Acting Detective Inspector Gary Watts of Queensland Police said on Wednesday that the 12 people plus Elizabeth’s parents were “present during the six days she was ill”. “They actively participated in this post and did not provide any medical assistance the child needed during those six days.”
Police said they believed Elizabeth died on January 7 at her family home, but that emergency medical workers were not called until the following afternoon.
Footage released by police showed officers raiding a home in Toowoomba early Tuesday and arresting 12 people inside.
Elizabeth’s sister Jaydee Strohs, 24, has spoken out against her parents’ religious group.
Ms Stroh, the eldest of eight children, said she left home to distance herself from her parents and the group at age 16 when she realized she was a lesbian.
She said the group did not celebrate Christmas, believed that the members’ sole purpose was to serve God and did not accept medical intervention.
“No outside help, no drugs, no Panadol, no doctors, no dentists, nothing,” she said in an interview. “It was all” God will heal. “
She added that the group said it had no name and declared that they were “the people of God or Jesus”.
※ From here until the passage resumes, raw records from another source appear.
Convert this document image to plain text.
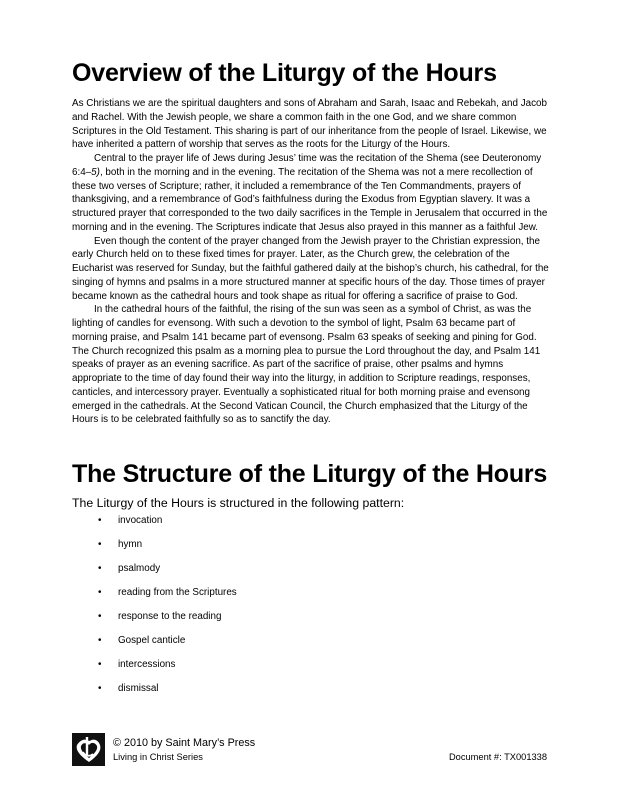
Overview of the Liturgy of the Hours

As Christians we are the spiritual daughters and sons of Abraham and Sarah, Isaac and Rebekah, and Jacob and Rachel. With the Jewish people, we share a common faith in the one God, and we share common Scriptures in the Old Testament. This sharing is part of our inheritance from the people of Israel. Likewise, we have inherited a pattern of worship that serves as the roots for the Liturgy of the Hours.

Central to the prayer life of Jews during Jesus’ time was the recitation of the Shema (see Deuteronomy 6:4–5), both in the morning and in the evening. The recitation of the Shema was not a mere recollection of these two verses of Scripture; rather, it included a remembrance of the Ten Commandments, prayers of thanksgiving, and a remembrance of God’s faithfulness during the Exodus from Egyptian slavery. It was a structured prayer that corresponded to the two daily sacrifices in the Temple in Jerusalem that occurred in the morning and in the evening. The Scriptures indicate that Jesus also prayed in this manner as a faithful Jew.

Even though the content of the prayer changed from the Jewish prayer to the Christian expression, the early Church held on to these fixed times for prayer. Later, as the Church grew, the celebration of the Eucharist was reserved for Sunday, but the faithful gathered daily at the bishop’s church, his cathedral, for the singing of hymns and psalms in a more structured manner at specific hours of the day. Those times of prayer became known as the cathedral hours and took shape as ritual for offering a sacrifice of praise to God.

In the cathedral hours of the faithful, the rising of the sun was seen as a symbol of Christ, as was the lighting of candles for evensong. With such a devotion to the symbol of light, Psalm 63 became part of morning praise, and Psalm 141 became part of evensong. Psalm 63 speaks of seeking and pining for God. The Church recognized this psalm as a morning plea to pursue the Lord throughout the day, and Psalm 141 speaks of prayer as an evening sacrifice. As part of the sacrifice of praise, other psalms and hymns appropriate to the time of day found their way into the liturgy, in addition to Scripture readings, responses, canticles, and intercessory prayer. Eventually a sophisticated ritual for both morning praise and evensong emerged in the cathedrals. At the Second Vatican Council, the Church emphasized that the Liturgy of the Hours is to be celebrated faithfully so as to sanctify the day.

The Structure of the Liturgy of the Hours

The Liturgy of the Hours is structured in the following pattern:

• invocation
• hymn
• psalmody
• reading from the Scriptures
• response to the reading
• Gospel canticle
• intercessions
• dismissal
© 2010 by Saint Mary’s Press
Living in Christ Series	Document #: TX001338
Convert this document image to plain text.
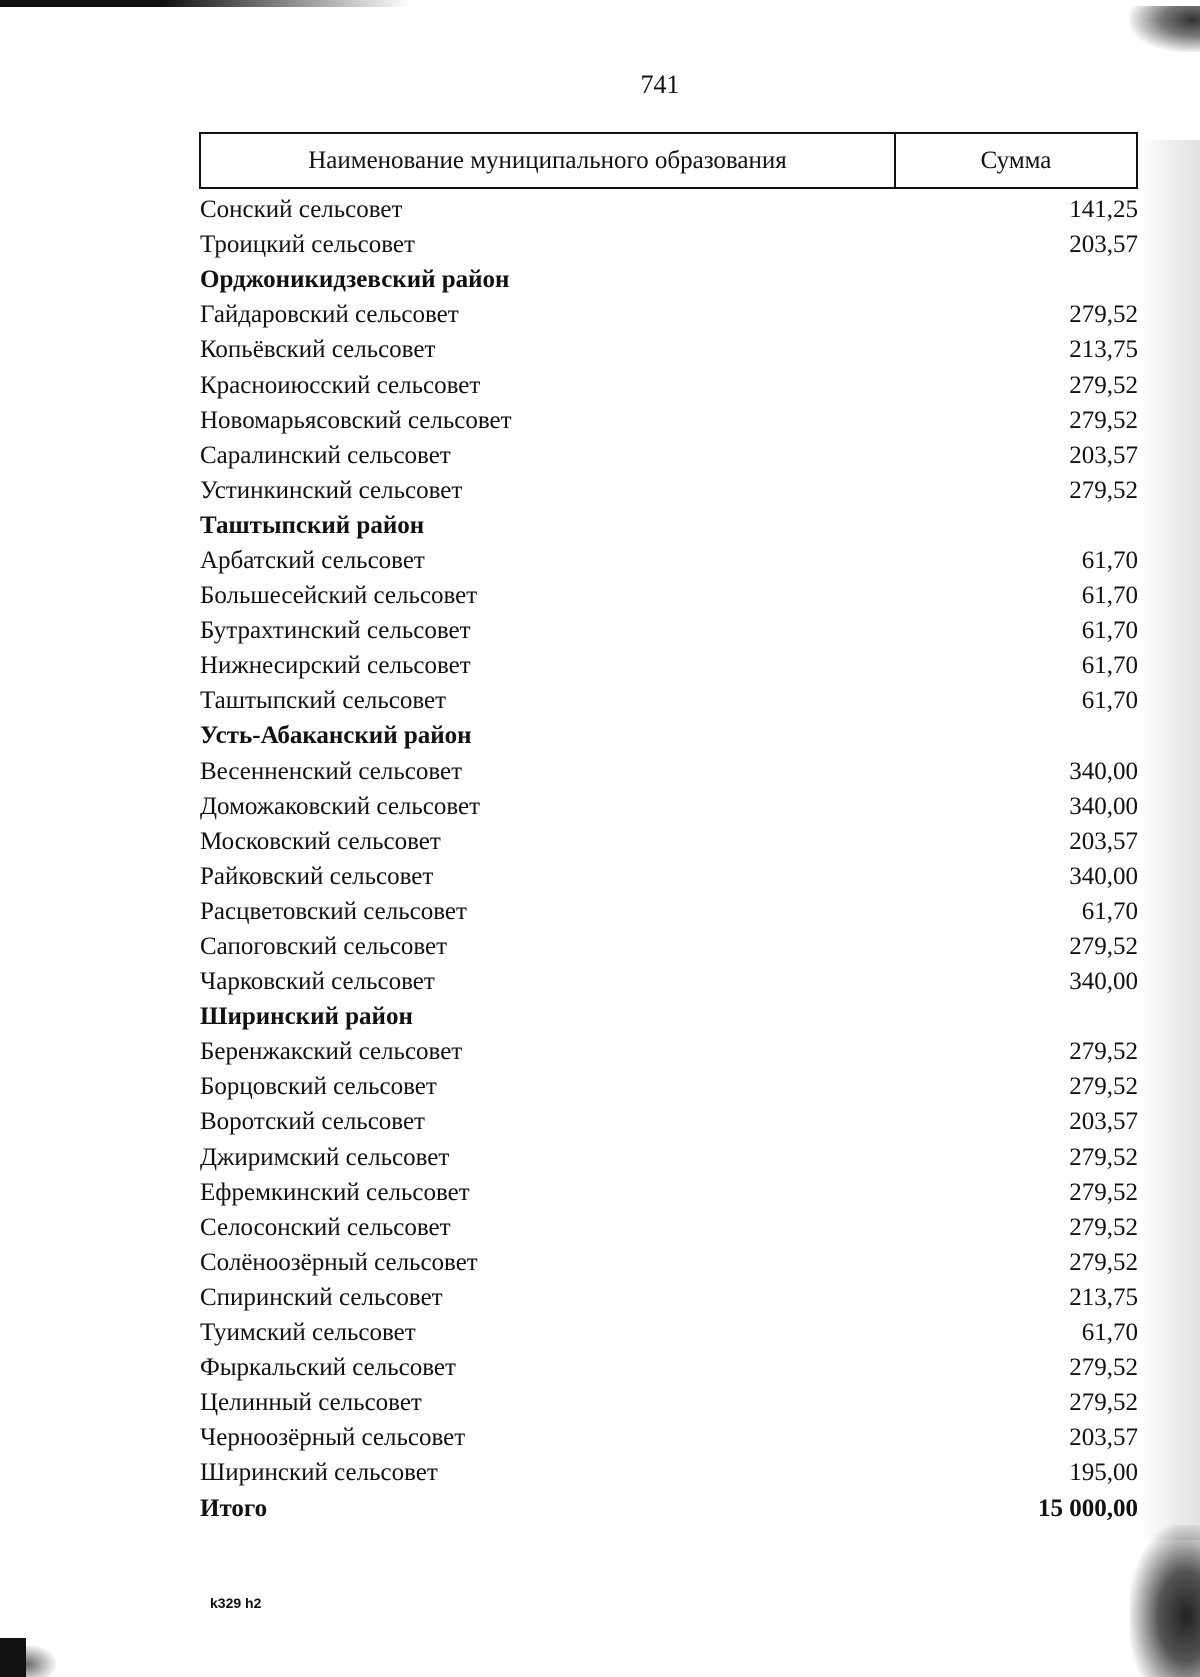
741
Наименование муниципального образования	Сумма
Сонский сельсовет	141,25
Троицкий сельсовет	203,57
Орджоникидзевский район
Гайдаровский сельсовет	279,52
Копьёвский сельсовет	213,75
Красноиюсский сельсовет	279,52
Новомарьясовский сельсовет	279,52
Саралинский сельсовет	203,57
Устинкинский сельсовет	279,52
Таштыпский район
Арбатский сельсовет	61,70
Большесейский сельсовет	61,70
Бутрахтинский сельсовет	61,70
Нижнесирский сельсовет	61,70
Таштыпский сельсовет	61,70
Усть-Абаканский район
Весенненский сельсовет	340,00
Доможаковский сельсовет	340,00
Московский сельсовет	203,57
Райковский сельсовет	340,00
Расцветовский сельсовет	61,70
Сапоговский сельсовет	279,52
Чарковский сельсовет	340,00
Ширинский район
Беренжакский сельсовет	279,52
Борцовский сельсовет	279,52
Воротский сельсовет	203,57
Джиримский сельсовет	279,52
Ефремкинский сельсовет	279,52
Селосонский сельсовет	279,52
Солёноозёрный сельсовет	279,52
Спиринский сельсовет	213,75
Туимский сельсовет	61,70
Фыркальский сельсовет	279,52
Целинный сельсовет	279,52
Черноозёрный сельсовет	203,57
Ширинский сельсовет	195,00
Итого	15 000,00
k329 h2
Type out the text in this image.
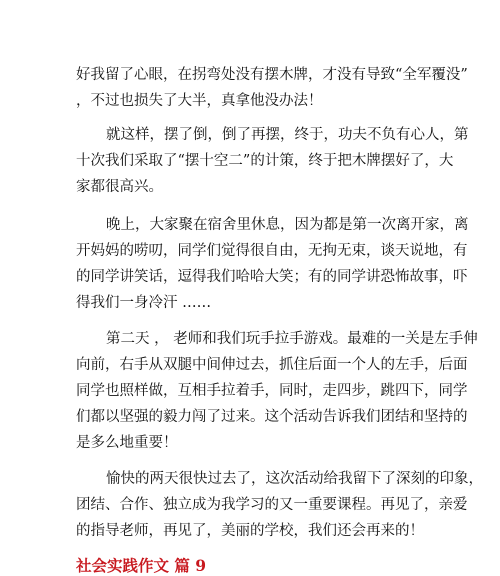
好我留了心眼，在拐弯处没有摆木牌，才没有导致“全军覆没”
，不过也损失了大半，真拿他没办法！
就这样，摆了倒，倒了再摆，终于，功夫不负有心人，第
十次我们采取了“摆十空二”的计策，终于把木牌摆好了，大
家都很高兴。
晚上，大家聚在宿舍里休息，因为都是第一次离开家，离
开妈妈的唠叨，同学们觉得很自由，无拘无束，谈天说地，有
的同学讲笑话，逗得我们哈哈大笑；有的同学讲恐怖故事，吓
得我们一身冷汗 ……
第二天 ， 老师和我们玩手拉手游戏。最难的一关是左手伸
向前，右手从双腿中间伸过去，抓住后面一个人的左手，后面
同学也照样做，互相手拉着手，同时，走四步，跳四下，同学
们都以坚强的毅力闯了过来。这个活动告诉我们团结和坚持的
是多么地重要！
愉快的两天很快过去了，这次活动给我留下了深刻的印象，
团结、合作、独立成为我学习的又一重要课程。再见了，亲爱
的指导老师，再见了，美丽的学校，我们还会再来的！
社会实践作文 篇 9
Describing her sister as a “really smart little 8-year-old” who loves pranks, she said she has diabetes and needs insulin. Police have not identified the untreated medical condition that led to Elizabeth’s death.
Ms. Strohs wrote in a letter GoFundMe After Elizabeth’s death, she began to raise funds to support her other brothers.
“We were faced with the brutal reality that the people who should have protected her didn’t, and we may never know the full extent of what happened,” she wrote.
Detective Watts said that 14 people charged with murder in connection with the death of one child was unusual. “I definitely haven’t seen him in my nearly 40 years of policing.”